Voto evangélico para Covas, voto jovem para Boulos
A ligação de Russomano com a Igreja Universal, do Bispo Edir Macedo, dono da TV Record, não foi suficiente para manter o eleitorado evangélico e conservador unido em torno de si. As pesquisas das últimas semanas indicavam que essa parcela do eleitorado migrara para Covas, que conseguiu formar ampla aliança com políticos e lideranças de igrejas importantes na Câmara Municipal. Dos 11 evangélicos que são vereadores na Câmara Municipal, 8 fazem parte da bancada de apoio ao atual prefeito, que adotou o slogan “Força, foco e fé” para essa campanha.
Entre os principais aliados do prefeito está o tucano Eduardo Tuma, evangélico ligado à igreja Bola de Neve. “Bruno Covas tem a maior base de vereadores evangélicos que algum prefeito já teve. Com a maior base propondo projetos e ele sancionando isso mostra que ele tem um diálogo muito próximo com o público evangélico”, afirmou o vereador, que faz um trabalho de base muito forte junto ao eleitorado religioso, ao jornal Folha de S. Paulo no final de setembro. Além de Tuma, o vereador e candidato a vice, Ricardo Nunes (MDB), é também político de perfil religioso, ainda que católico.

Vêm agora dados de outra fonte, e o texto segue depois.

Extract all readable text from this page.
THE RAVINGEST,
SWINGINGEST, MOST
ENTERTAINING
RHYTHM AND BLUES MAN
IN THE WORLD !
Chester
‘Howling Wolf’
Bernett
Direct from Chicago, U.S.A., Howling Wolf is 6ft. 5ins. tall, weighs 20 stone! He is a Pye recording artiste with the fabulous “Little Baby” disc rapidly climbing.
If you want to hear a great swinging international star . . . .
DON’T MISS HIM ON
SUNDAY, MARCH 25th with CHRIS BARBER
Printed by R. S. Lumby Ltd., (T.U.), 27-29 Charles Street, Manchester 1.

Se Covas conseguiu a maior parte do voto evangélico e também de baixa renda, as pesquisas indicavam que Boulos tem melhor desempenho os mais jovens —eleitores de 16 a 24 anos e de 25 a 34 anos— e aqueles tem que ensino superior completo. Também apareceu bem posicionado entre aqueles com renda familiar mensal de 5 a 10 salários mínimos e entre quem ganha mais de 10 salários mínimos.
Boulos vem fazendo uma campanha eficiente nas redes sociais, o que ajuda a explicar o apoio do público jovem. A figura do professor e líder de movimento social que abriu mão do conforto da classe média paulistana para morar na periferia, e que se movimenta por São Paulo em um carro popular —o “celtinha prata” que aparece em vídeos, jingles e todo tipo de material de campanha—, foi cuidadosamente construída por sua equipe. De acordo com analistas, esse voto jovem pode ter sido essencial para um resultado melhor que o esperado no primeiro turno, já que as eleições ocorrem em meio a uma pandemia de coronavírus e uma alta abstenção, sobretudo do eleitorado mais velho.